Model line-up (May 2026): GPT-5.5 (April 23, 2026, "Spud"), GPT-5.5 Pro (parallel test-time compute on same base), GPT-5.5 Thinking (for Plus/Pro/Business/Enterprise), GPT-5.5 Instant (May 5, 2026 default ChatGPT model), and the GPT-5 base family still serving via the router.
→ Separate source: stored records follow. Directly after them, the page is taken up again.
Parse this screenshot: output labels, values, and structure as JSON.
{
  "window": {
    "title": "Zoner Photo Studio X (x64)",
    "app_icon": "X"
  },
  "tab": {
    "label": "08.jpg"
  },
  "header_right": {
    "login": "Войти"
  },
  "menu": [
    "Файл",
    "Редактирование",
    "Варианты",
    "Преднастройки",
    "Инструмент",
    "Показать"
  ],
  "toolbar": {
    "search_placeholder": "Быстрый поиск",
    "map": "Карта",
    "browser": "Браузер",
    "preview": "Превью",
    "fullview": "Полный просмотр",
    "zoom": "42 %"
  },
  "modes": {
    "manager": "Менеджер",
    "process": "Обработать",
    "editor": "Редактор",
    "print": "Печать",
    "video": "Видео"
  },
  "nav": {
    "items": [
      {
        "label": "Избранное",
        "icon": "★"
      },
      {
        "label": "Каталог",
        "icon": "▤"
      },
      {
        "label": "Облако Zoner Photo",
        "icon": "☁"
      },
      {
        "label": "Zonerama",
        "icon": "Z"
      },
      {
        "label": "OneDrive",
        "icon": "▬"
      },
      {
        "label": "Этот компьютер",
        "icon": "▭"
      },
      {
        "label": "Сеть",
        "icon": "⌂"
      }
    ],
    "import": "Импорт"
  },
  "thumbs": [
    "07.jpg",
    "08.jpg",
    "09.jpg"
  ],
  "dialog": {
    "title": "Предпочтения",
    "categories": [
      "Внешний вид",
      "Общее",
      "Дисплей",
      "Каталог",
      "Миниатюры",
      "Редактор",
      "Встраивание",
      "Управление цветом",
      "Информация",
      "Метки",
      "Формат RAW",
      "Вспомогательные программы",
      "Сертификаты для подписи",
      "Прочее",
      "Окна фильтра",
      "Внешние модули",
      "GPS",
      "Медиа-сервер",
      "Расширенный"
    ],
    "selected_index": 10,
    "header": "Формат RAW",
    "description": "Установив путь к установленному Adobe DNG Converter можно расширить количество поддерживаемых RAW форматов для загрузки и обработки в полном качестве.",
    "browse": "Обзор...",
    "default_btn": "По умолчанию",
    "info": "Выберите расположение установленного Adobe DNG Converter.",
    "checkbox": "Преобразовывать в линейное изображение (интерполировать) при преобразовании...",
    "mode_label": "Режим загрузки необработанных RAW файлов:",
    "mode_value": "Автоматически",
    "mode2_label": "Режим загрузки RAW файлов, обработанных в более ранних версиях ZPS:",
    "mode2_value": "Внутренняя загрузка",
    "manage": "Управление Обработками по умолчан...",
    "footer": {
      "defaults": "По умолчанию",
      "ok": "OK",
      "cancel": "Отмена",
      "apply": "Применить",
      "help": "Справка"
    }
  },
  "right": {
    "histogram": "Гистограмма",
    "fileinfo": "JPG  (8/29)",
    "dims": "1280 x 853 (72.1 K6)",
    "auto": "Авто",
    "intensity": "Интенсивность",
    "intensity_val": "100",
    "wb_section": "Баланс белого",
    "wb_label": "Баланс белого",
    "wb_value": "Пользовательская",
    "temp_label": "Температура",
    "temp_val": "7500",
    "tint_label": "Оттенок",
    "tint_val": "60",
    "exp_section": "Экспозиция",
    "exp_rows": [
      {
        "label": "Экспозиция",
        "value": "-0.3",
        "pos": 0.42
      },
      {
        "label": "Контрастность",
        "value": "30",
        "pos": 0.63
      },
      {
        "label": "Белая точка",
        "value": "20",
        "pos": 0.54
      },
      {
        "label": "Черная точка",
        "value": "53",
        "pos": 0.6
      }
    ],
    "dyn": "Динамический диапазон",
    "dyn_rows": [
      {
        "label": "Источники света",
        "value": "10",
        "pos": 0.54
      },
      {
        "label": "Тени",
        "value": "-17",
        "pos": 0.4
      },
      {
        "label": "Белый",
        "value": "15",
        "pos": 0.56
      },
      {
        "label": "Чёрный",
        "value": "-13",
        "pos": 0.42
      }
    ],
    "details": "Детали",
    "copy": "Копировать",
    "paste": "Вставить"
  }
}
  • Architecture & inference: GPT-5.5 is described as the first fully retrained base model since GPT-4.5 and natively omnimodal (text/image/audio/video in one architecture). The GPT-5-era hybrid router persists: a smart fast model + a deeper "thinking" model + a real-time router decides which to call per prompt. GPT-5.5 Pro applies parallel test-time compute to the same underlying base.
  • Reasoning: Reasoning effort tiers none, low, medium (default), high, xhigh. ARC-AGI-2 jumped from 73.3% (5.4) → 85.0% (5.5). FrontierMath Tier 4 doubled to 35.4% (5.5 Pro: 39.6%). AIME 2025 hits 81.2%. The internal Expert-SWE (20-hr human-equiv coding tasks) at 73.1%.
  • Agentic capabilities: state-of-the-art on Terminal-Bench 2.0 (82.7%), OSWorld-Verified (78.7%), GDPval (84.9%, 44 occupations), Tau2-bench Telecom (98.0% w/o prompt tuning). Codex now ships with Chronicle (screen-derived persistent memory). On SWE-Bench Pro, GPT-5.5 trails Opus 4.7 (58.6% vs 64.3%). OpenAI noted memorization signals in Anthropic's evaluation; treat the gap cautiously.
  • Multimodal: text, images, audio, video natively. MMMU-Pro 76% (up from 69.2% on 5.4). Voice intelligence API received a new set of models on May 7, 2026.
  • Long context: API supports 1M tokens (400K in Codex). Pricing increases to 2× input/1.5× output above 272K input tokens. MRCR v2 at 512K-1M jumped from 36.6% → 74.0%; Graphwalks BFS at 1M from 9.4% → 45.4%. This is the standout architectural delta vs 5.4.
  • Post-training: nearly 200 trusted early-access partners contributed real-use feedback. Strongest safeguards yet, plus targeted bio/cyber red-teaming. Sycophancy down from 14.5% → <6% (carried from GPT-5). GPT-5.5 Instant produced 52.5% fewer hallucinated claims than 5.3 on high-stakes prompts (med/legal/finance).
  • Open vs closed: fully closed. Available via Responses + Chat Completions APIs, Codex, ChatGPT, Azure (no native Microsoft Foundry GPT-5.5 listing yet at the time of writing).
  • Hardware: NVIDIA-dominant infrastructure; ChatGPT testing ads on May 7, 2026 indicates product monetization pressure.
  • Pricing: GPT-5.5 = $5 input / $30 output; GPT-5.5 Pro = $30/$180; Batch/Flex at 0.5×; Priority at 2.5×. Regional (data residency) endpoints carry +10% uplift. Real cost vs 5.4 is ~+20% after token efficiency gains in Codex per Artificial Analysis.
  • Enterprise: Codex + Skills (compatible with Anthropic's Agent Skills standard) + Hosted Shell + Apply-Patch + MCP + Tool Search. Used internally by 85%+ of OpenAI employees weekly. Major weakness for regulated industries: 86% hallucination rate on AA-Omniscience (vs Opus 4.7 at 36%, Gemini 3.1 Pro at 50%) — the model is highly knowledgeable but confidently wrong much more often.
  • Strategic positioning: frontier capability + super-app horizontal play. Greg Brockman framed GPT-5.5 as a step toward an OpenAI "super app." Combined with the Codex Chronicle memory, AI browser in development, and GPT-Image-2, the bet is on a unified ChatGPT surface across knowledge work.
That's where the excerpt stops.